The group known as the ILO expects earnings to plunge 60 percent in the first month of the crisis for the world’s 2 billion informal workers. They have poor access to health care and benefits like sick leave, making them the most vulnerable of the world’s 3.3 billion workers, officials say.
“As the pandemic and the jobs crisis evolve, the need to protect the most vulnerable becomes even more urgent,” ILO director-general Guy Ryder said in a Wednesday statement. “For millions of workers, no income means no food, no security and no future.”

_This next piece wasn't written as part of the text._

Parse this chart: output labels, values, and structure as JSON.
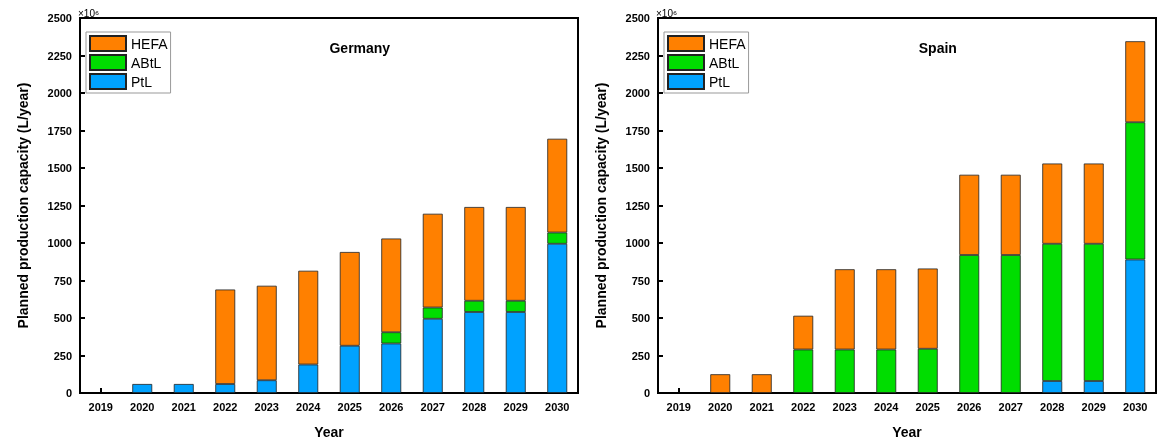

The ILO predicted that the coronavirus will have an even deeper impact on the global labor market than previously thought with roughly two thirds of the world’s workers living in countries where workplaces have been required or recommended to close.
The group expects total working hours to plunge by 10.5 percent in the second quarter of this year, which is equivalent to 305 million full-time jobs. That’s worse than the 6.7 percent drop the ILO previously predicted and more than double the 4.5 percent decline estimated for the first quarter.
And about 436 million businesses and self-employed workers in hard-hit industries face “high risks of serious disruption,” including 232 million in wholesale and retail and 111 million in manufacturing, the ILO said in a Wednesday report.
“The eventual increase in global unemployment over 2020 will depend substantially on how the world economy fares in the second half of the year and how effectively policy measures will preserve existing jobs and boost labor demand once the recovery phase begins,” the report reads.